Anxiety disorders peak during adolescence because neurological systems undergo a significant period of change. Specifically, as humans mature, the signaling in the endocannabinoid system of the brain decreases, altering gene expression in frontolimbic circuitry. The endocannabinoid system is a group of receptors that are involved in some physiological processes, while the frontolimbic circuit is where emotion and motivation processing occur. As these changes demonstrate, the developing brains of adolescents are significantly different from those of adults. So, mental illness treatments given to adolescents should be based on studies done on adolescents.
Endocannabinoid receptors are located throughout the brain. (Source)
However, this is not usually the case. As described in a recent study involving UCSD Professors Andrew M. Dale and Terry L. Jernigan, care for adolescent mental illness is often based on studies done on adult brains, and the treatment is inadequate. Their study’s findings emphasize the need to tailor treatments for adolescents based on studies done on developing brains. Analyzing the brains of humans and mice of all ages, the researchers found that a variant gene, FAAH C385A, reduces anxiety in adolescents.

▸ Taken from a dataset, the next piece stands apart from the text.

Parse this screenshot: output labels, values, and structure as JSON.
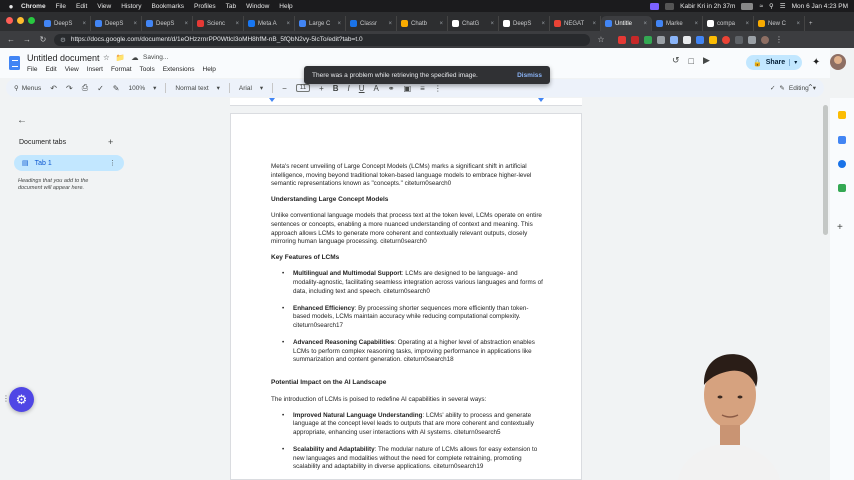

FAAH is the normal gene. It codes for a protein also called FAAH that breaks down the neurotransmitter anandamide, which is used in endocannabinoid signaling. The influence of the FAAH protein varies throughout one’s lifetime and increases in adolescence, during the time when endocannabinoid signaling decreases. This is because when the FAAH protein breaks down anandamide, it renders it unusable in endocannabinoid signaling. So, the increase in FAAH activity corresponds to a decrease in endocannabinoid signaling. Less signaling results in weaker frontolimbic circuitry, and failure to process emotion. A symptom of this failure is anxiety. However, the variant gene, FAAH C385A, creates a less stable form of the FAAH protein that breaks down less anandamide, slowing this process.
This suggests that FAAH inhibitors can be used as medicine to display the same effect of reducing adolescent anxiety. In other studies, FAAH inhibitors have been used successfully in rodents. However, a human clinical trial for an FAAH inhibiting drug aimed at treating a range of conditions, including anxiety disorders, resulted in tragedy and scandal. In January of 2016, research done in France on behalf of the Portuguese company Bial lead to the hospitalization of all six subjects, with four experiencing brain lesions and one becoming fatally brain dead. While there are currently no clinical trials for FAAH inhibiting drugs in the U.S., the FDA announced that the drug’s toxicity does not extend to other similar drugs. The tragic effects are also being attributed to negligence on the part of Bial and the French Contract Research Organization Biotrial. Although the FDA will consider approving FAAH inhibiting drugs in the future, it must ensure that the subject, patients, and investigators are aware of the risks.
Bial’s Coronado, Portugal headquarter building. (Source)
Companies producing anxiety drugs that inhibit FAAH should consider the nuances of adolescent brains. As college students, we should also recognize our particular risk for mental health issues, and take them seriously. We should work to reduce the stigma around mental health because, in ways displayed in this study and more, it is less “in our heads” and more in our genes.